Well another day, another interview, and another rejection. Today I drove down to Fenton which is about 45 minutes away from home for a job interview. First off, the interview only lasted about 15 minutes. 45 minutes down 45 minutes back so a total of 90 minutes of travel time for a 15 minute interview. Yeah that was worth my time. And I thought the interview went well for me at least. For me that means I did not totally go blank and just spazz out during the interview. And afterwards they said that they will call between 5 and 9 pm tonight to let me know if I got the job or not. It is 9:40pm and no phone call. So I am the proud owner of yet another award called rejection.
I got another interview on Wednesday so after this event I am really excited about another chance at rejection. This one at least will be closer to drive to. But it is basically the same type company that I went to today so hopefully I learned from todays answers to make sure I do not use the same ones. Now I just have to hope they ask the same type questions. This is going to be a long few days ahead.
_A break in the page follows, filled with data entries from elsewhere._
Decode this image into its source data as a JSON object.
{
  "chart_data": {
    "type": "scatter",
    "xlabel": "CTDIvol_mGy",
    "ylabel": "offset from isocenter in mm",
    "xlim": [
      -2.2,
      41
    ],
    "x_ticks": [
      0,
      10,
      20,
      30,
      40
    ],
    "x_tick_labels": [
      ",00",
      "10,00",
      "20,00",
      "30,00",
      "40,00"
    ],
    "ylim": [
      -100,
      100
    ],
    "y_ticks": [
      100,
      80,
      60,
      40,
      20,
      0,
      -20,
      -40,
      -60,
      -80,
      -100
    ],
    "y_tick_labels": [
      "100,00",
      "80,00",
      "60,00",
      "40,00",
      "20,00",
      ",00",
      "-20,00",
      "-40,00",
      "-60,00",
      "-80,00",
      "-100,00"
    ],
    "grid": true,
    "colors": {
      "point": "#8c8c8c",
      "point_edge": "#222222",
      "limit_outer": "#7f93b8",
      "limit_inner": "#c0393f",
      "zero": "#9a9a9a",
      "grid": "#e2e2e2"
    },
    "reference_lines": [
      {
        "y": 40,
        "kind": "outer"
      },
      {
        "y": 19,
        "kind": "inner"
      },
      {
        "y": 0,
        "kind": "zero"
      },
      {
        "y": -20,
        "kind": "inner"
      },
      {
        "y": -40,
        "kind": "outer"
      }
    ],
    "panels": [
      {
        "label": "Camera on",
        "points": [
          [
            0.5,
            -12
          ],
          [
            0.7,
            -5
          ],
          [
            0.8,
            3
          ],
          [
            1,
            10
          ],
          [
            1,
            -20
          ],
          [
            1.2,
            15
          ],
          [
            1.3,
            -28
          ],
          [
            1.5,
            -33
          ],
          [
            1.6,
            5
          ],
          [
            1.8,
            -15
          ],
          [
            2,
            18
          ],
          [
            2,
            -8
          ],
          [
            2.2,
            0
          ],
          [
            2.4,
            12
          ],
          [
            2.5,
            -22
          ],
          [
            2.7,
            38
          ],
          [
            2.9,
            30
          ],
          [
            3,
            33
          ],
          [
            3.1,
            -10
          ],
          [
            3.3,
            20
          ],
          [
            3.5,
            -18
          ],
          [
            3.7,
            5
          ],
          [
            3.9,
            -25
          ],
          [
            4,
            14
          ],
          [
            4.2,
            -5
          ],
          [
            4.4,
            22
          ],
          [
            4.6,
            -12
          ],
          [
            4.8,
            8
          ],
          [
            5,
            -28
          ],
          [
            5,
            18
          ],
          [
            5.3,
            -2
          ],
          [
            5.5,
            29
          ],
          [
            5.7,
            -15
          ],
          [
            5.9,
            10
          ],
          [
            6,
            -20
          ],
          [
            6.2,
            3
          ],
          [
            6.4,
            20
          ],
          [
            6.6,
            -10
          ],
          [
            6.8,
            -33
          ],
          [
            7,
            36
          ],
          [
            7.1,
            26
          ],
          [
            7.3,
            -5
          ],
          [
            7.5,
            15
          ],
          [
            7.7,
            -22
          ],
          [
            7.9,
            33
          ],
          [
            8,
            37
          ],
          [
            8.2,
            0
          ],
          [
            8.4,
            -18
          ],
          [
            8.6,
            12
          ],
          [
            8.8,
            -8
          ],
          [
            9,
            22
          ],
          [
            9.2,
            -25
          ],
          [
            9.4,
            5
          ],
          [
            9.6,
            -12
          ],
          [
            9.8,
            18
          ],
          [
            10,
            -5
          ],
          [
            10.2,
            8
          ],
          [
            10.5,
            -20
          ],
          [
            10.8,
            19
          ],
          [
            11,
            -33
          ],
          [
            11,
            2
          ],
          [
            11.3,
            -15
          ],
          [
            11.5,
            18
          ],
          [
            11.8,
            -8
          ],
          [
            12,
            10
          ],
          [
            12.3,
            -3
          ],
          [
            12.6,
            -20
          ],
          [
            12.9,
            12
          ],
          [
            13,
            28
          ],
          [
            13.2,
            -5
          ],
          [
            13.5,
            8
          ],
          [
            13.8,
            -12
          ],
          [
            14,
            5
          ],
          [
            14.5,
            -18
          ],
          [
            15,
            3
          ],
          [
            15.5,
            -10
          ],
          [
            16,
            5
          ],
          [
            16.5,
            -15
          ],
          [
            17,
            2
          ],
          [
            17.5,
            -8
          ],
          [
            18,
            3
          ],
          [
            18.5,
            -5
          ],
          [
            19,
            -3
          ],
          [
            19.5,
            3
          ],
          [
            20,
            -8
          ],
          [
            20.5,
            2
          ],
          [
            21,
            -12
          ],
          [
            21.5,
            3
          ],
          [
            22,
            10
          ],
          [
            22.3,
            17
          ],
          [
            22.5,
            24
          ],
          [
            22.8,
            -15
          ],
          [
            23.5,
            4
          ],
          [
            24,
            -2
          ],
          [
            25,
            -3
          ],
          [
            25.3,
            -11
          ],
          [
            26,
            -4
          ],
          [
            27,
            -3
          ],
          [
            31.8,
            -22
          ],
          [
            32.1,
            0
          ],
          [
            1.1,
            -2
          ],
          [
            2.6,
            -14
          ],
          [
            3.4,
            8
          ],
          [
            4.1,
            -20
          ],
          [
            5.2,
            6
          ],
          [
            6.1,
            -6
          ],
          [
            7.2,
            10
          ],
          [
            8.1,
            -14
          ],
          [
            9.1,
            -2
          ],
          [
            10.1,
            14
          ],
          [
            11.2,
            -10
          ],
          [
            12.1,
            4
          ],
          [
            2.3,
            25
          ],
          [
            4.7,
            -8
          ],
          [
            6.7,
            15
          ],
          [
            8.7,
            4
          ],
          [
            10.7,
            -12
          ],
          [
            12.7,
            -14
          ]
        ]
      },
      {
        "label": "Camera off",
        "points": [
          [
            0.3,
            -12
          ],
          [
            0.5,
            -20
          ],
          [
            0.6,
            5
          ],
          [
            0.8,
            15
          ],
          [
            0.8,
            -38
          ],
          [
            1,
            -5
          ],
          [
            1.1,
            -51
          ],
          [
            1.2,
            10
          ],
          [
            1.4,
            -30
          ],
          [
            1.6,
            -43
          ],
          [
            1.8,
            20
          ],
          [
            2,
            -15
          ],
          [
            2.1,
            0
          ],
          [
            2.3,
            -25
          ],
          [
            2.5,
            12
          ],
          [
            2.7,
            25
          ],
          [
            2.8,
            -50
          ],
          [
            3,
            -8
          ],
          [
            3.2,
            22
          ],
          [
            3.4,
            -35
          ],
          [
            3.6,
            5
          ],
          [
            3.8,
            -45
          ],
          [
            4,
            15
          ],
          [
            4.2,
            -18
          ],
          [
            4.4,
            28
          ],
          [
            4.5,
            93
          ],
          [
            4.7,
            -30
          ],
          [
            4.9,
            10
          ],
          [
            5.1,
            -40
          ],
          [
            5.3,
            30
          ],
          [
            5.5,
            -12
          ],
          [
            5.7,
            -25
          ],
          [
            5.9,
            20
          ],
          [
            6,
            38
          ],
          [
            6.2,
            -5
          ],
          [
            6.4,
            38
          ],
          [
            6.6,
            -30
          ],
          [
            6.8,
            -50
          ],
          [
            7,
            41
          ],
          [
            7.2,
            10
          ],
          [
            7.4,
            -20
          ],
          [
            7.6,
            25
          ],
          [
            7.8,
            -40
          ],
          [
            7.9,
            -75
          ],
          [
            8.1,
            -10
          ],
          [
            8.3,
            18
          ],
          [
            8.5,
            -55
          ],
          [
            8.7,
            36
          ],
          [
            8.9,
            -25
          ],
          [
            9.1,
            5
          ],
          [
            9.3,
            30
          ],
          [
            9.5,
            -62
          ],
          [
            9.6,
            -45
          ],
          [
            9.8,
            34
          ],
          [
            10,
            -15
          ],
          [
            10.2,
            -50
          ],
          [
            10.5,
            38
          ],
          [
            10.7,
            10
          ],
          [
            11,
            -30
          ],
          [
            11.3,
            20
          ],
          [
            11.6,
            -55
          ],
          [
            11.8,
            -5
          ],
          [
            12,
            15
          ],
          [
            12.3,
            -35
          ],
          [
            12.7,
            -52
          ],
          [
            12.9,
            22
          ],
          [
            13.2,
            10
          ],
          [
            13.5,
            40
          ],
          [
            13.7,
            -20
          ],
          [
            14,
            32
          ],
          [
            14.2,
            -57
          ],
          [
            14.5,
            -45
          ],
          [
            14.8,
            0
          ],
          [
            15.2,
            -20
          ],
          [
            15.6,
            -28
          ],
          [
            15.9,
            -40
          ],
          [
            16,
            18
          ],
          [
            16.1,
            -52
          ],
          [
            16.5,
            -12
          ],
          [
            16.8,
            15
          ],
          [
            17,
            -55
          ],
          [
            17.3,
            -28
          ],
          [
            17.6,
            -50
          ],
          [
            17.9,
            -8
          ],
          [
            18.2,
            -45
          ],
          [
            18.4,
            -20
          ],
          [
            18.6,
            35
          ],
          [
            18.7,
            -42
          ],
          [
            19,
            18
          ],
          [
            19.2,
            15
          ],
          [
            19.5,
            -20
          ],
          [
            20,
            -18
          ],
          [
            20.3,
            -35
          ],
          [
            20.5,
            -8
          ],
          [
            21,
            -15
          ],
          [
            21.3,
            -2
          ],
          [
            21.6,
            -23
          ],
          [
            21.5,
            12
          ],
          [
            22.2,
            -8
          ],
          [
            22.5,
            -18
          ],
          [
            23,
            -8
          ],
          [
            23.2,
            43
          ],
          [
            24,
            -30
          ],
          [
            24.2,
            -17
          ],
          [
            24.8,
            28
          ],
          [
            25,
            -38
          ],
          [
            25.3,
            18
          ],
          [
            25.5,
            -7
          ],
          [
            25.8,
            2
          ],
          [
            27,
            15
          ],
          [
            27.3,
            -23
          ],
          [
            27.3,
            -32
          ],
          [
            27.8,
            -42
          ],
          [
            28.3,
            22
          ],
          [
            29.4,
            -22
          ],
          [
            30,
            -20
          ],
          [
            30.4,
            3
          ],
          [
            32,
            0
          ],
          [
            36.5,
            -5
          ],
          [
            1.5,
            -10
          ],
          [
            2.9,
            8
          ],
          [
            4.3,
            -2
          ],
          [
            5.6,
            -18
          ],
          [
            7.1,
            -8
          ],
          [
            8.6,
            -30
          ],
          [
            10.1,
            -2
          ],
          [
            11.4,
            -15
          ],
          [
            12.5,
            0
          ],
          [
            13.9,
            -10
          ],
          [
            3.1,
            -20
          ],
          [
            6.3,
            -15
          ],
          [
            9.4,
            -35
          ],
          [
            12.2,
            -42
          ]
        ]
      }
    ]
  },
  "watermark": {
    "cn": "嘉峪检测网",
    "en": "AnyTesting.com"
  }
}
And this not having a job is not helping my confidence any.
I believe that my friends could really care less what goes on in my life. I sent out emails and while I got replies to the first email I got none from the second one. Why should I be surprised by that. They all have their own lives to live. Most of them have their own children now. And well most if not all are just not as close to me as they once were. Life does that to people. You are never as close to your friends as you are now. Because time will eventually cause every friendship to change in ways that we never see coming. In the end friendships are not made to last forever like we all believe they are suppose to be. So needless to say my friends could really care less about me. I get those "token" emails asking how things are going. But like when you pass someone on the sidewalk and ask how they are doing you are already walking past them before you can hear their answer. In the end you really did not care how their day was going you just felt like it was needed to be said in that situation.
So while I have never left the feelings of self-hatred behind they are back next to me again tonight. The feeling of failure is not far behind and should be arriving soon. Depression is my consent friend who never leaves me even though I ask for it too. The cutmiser is probably a day or two behind but if things work out according to plan it should arrive Wednesday afternoon or night. The cutmiser is planning a slice and dice party that night. He already used worthless on the last party. So I am guessing it will probably be something different this time around. Maybe just lines to show the sorrow that my life reflects in the mirror. When I look in the mirror I no longer see a man looking back at me. Instead I see a person who is no longer associated with me. That person is not the person I knew from the past. This person is more of a loser, a failure, a waste of life, and worthless. No good to anyone muchless himself.
So I am struggling with thoughts that I am not sure a Christian should have. I am also trying not to explode with my emotions. I kept all my emotions inside me my whole life. And for the most part that was easy to do. When everything goes right in your life it is easier to just let those emotions roll off your chest. But as things start going wrong then those emotions start to build up inside you. No longer do they just roll off but instead they keep getting bigger and bigger until it just overflows out of you. Well I am trying to hold those emotions in but little by little they are coming out through my cutting. It allows me to shift from the pain my life is causing me and focus more on the cutting and the pain that comes from that. It is a stress, trapped, and whatever feeling reliever. But the thoughts I am struggling with are more of suicide and depression. Do Christians have those thoughts or am I the only one. Do Christians that have those thoughts mean that maybe they are not really Christians at all but posers. Maybe I am living a lie. Posing as a Christian when in reality I am struggling with those thoughts because I am not really a Christian at all.
I keep praying for help and maybe it is there or coming but I do not see it yet myself. I see no future ahead of me. All I see is darkness. My choices are horrible and my life is going into the shitter. I can not seem to please God with my choices and I would not blame Him for hating me as well. I am not only a sinner but a repeat offender on many accounts. I wish I could stop my bad choices but they just come to me so easily and quickly for that matter. Once I realize what happened it is sometimes too late to change anything. I pray for forgiveness but end up making the same mistakes a day or two later. It drives me crazy and I can only imagine what it is driving Jesus too. He has to be thinking when will this person ever get it. I doubt if I ever will. It seems like I am just destin to make choices that are not perfect.
Off the soapbox and moving on to my evening where I am doomed probably to another night of not much sleep.